Pada taenia melekat kantong-kantong kecil peritoneum yang berisi lemak yang
disebut apendices epiploika. Lapisan mukosa usus besar lebih tebal dengan
kriptus lieberkuhn terletak lebih dalam serta mempunyai sel goblet lebih banyak
daripada usus halus. Vaskularisasi usus besar diatur oleh arteri mesenterika
superior dan inferior. Arteri mesenterika superior memvaskularisasi kolon bagian
kanan (mulai dari sekum sampai dua pertiga proksimal kolon transversum). Arteri
mesenterika superior mempunyai tiga cabang utama yaitu arteri ileokolika, arteri
kolika dekstra, dan arteri kolika media. Sedangkan arteri mesenterika inferior
memvaskularisasi kolon bagian kiri (mulai dari sepertiga distal kolon transversum
sampai rektum bagian proksimal). Arteri mesenterika inferior mempunyai tiga
cabang yaitu arteri kolika sinistra, arteri hemorroidalis superior, dan arteri
sigmoidea. Vaskularisasi tambahan daerah rektum diatur oleh arteria sakralis
media dan arteria hemorroidalis inferior dan media. Aliran balik vena dari kolon
dan rektum superior melalui vena mesenterika superior dan inferior serta vena
hemorroidalis superior, yaitu bagian dari sistem portal yang mengalirkan darah ke
hati. Vena hemorroidalis media dan inferior mengalirkan darah ke vena iliaka dan
merupakan bagian dari sirkulasi sistemik. Ada anastomosis antara vena
hemorroidalis superior, media, dan inferior sehingga peningkatan tekanan portal
dapat mengakibatkan aliran balik ke dalam vena-vena ini dan mengakibatkan
hemorroid.5
Inervasi usus besar dilakukan oleh sistem saraf otonom kecuali sfingter
eksternus yang diatur secara voluntar.

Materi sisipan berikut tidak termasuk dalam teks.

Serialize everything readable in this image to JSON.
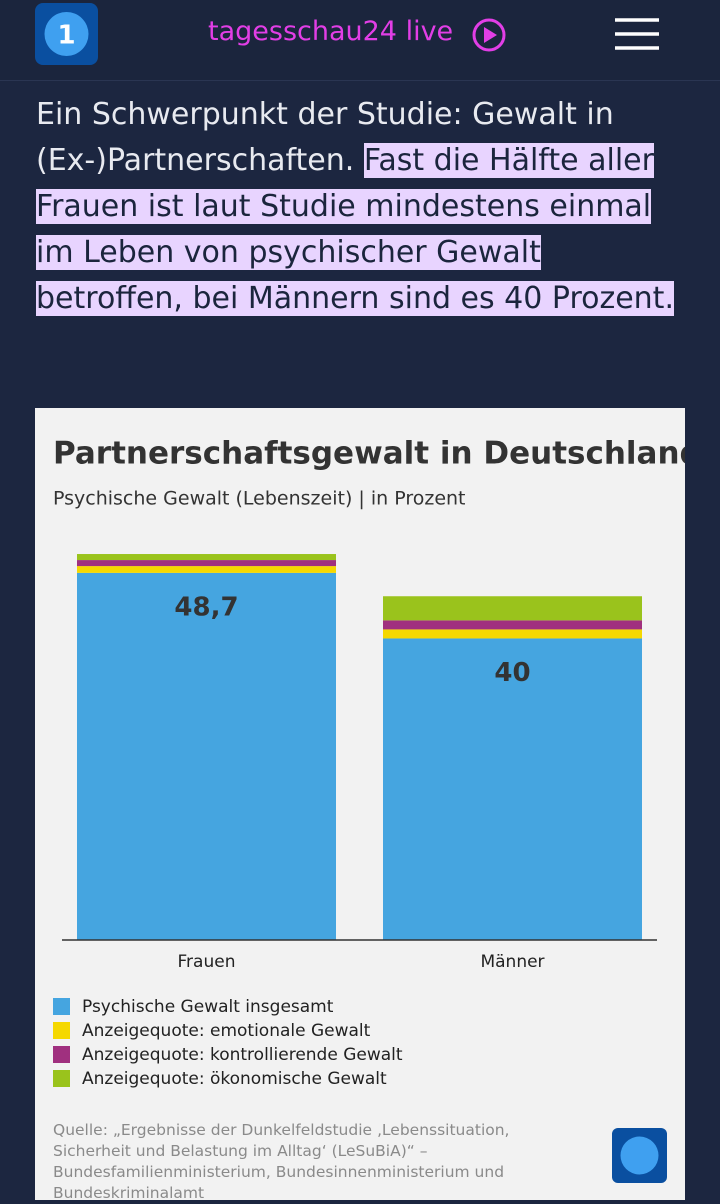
{
  "header": {
    "title": "tagesschau24 live"
  },
  "article": {
    "text": "Ein Schwerpunkt der Studie: Gewalt in (Ex-)Partnerschaften. ",
    "highlight": "Fast die Hälfte aller Frauen ist laut Studie mindestens einmal im Leben von psychischer Gewalt betroffen, bei Männern sind es 40 Prozent."
  },
  "chart_data": {
    "type": "stacked-bar",
    "title": "Partnerschaftsgewalt in Deutschland",
    "subtitle": "Psychische Gewalt (Lebenszeit) | in Prozent",
    "categories": [
      "Frauen",
      "Männer"
    ],
    "series": [
      {
        "name": "Psychische Gewalt insgesamt",
        "color": "#45a5e0",
        "values": [
          48.7,
          40
        ],
        "value_labels": [
          "48,7",
          "40"
        ]
      },
      {
        "name": "Anzeigequote: emotionale Gewalt",
        "color": "#f5d800",
        "values": [
          0.9,
          1.2
        ]
      },
      {
        "name": "Anzeigequote: kontrollierende Gewalt",
        "color": "#a0307f",
        "values": [
          0.8,
          1.2
        ]
      },
      {
        "name": "Anzeigequote: ökonomische Gewalt",
        "color": "#9ac31c",
        "values": [
          0.8,
          3.2
        ]
      }
    ],
    "ylim": [
      0,
      52
    ],
    "source": "Quelle: „Ergebnisse der Dunkelfeldstudie ‚Lebenssituation, Sicherheit und Belastung im Alltag‘ (LeSuBiA)“ – Bundesfamilienministerium, Bundesinnenministerium und Bundeskriminalamt"
  }
}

Serabut parasimpatis berjalan melalui saraf
vagus ke bagian tengah kolon transversum, dan saraf pelvikus yang berasal dari
daerah sakral mensuplai bagian distal. Serabut simpatis yang berjalan dari pars
torasika dan lumbalis medula spinalis melalui rantai simpatis ke ganglia simpatis
preortika. Disana bersinaps dengan post ganglion yang mengikuti aliran arteri
utama dan berakhir pada pleksus mienterikus (Aurbach) dan submukosa
(meissner). Perangsangan simpatis menyebabkan penghambatan sekresi dan
kontraksi, serta perangsangan sfingter rektum, sedangkan saraf parasimpatis
mempunyai efek yang berlawanan. Kendali usus yang paling penting adalah
aktivitas refleks lokal yang diperantarai oleh pleksus nervosus intramural
(Meissner dan Aurbach) dan interkoneksinya. Jadi pasien dengan kerusakan
medula spinalis maka fungsi ususnya tetap normal, sedangkan pasien dengan
penyakit hirschsprung akan mempunyai fungsi usus yang abnormal karena pada
penyakit ini terjadi keabsenan pleksus aurbach dan meissner.6
Gambar 2. Persarafan pada Usus Besar
Fungsi usus besar ialah menyerap air, vitamin, dan elektrolit, ekskresi mukus
serta menyimpan feses, dan kemudian mendorongnya keluar. Dari 700 - 1000 ml
cairan usus halus yang diterima oleh kolon, hanya 150-200 ml yang dikeluarkan
sebagai feses setiap harinya. Udara ditelan sewaktu makan, minum, atau menelan
ludah. Oksigen dan karbondioksida di dalamnya di serap di usus, sedangkan
nitrogen bersama dengan gas hasil pencernaan dari peragian dikeluarkan sebagai
flatus. Jumlah gas di dalam usus mencapai 500 ml sehari. Pada infeksi usus,
produksi gas meningkat dan bila mendapat obstruksi usus gas tertimbun di
saluran cerna yang menimbulkan flatulensi.7
C. Epidemiologi
Menurut catatan Swenson, 81,1 % dari 880 kasus yang diteliti adalah laki-
laki. Sedangkan Richardson dan Brown menemukan tendensi faktor keturunan
pada penyakit ini (ditemukan 57 kasus dalam 24 keluarga). Beberapa kelainan
kongenital dapat ditemukan bersamaan dengan penyakit Hirschsprung, namun
hanya 2 kelainan yang memiliki angka yang cukup signifikan yakni Down
Syndrome (5-10 %) dan kelainan urologi (3%). Hanya saja dengan adanya
fekaloma, maka dijumpai gangguan urologi seperti refluks vesikoureter,
hydronephrosis dan gangguan vesica urinaria (mencapai 1/3 kasus).8
D. Patogenesis
Kelainan pada penyakit ini berhubungan dengan spasme pada distal colon
dan sphincter anus internal sehingga terjadi obstruksi. Maka dari itu bagian yang
abnormal akan mengalami kontraksi di segmen bagian distal sehingga bagian
yang normal akan mengalami dilatasi di bagian proksimalnya. Bagian aganglionik
selalu terdapat dibagian distal rectum. 1
Dasar patofisiologi dari HD adalah tidak adanya gelombang propulsive dan
abnormalitas atau hilangnya relaksasi dari sphincter anus internus yang
disebabkan aganglionosis, hipoganglionosis atau disganglionosis pada usus
besar.2
Gambar 3. Gambaran segmen
aganglion pada Morbus Hirschprung
Pada proximal segmen dari bagian aganglion terdapat area hipoganglionosis.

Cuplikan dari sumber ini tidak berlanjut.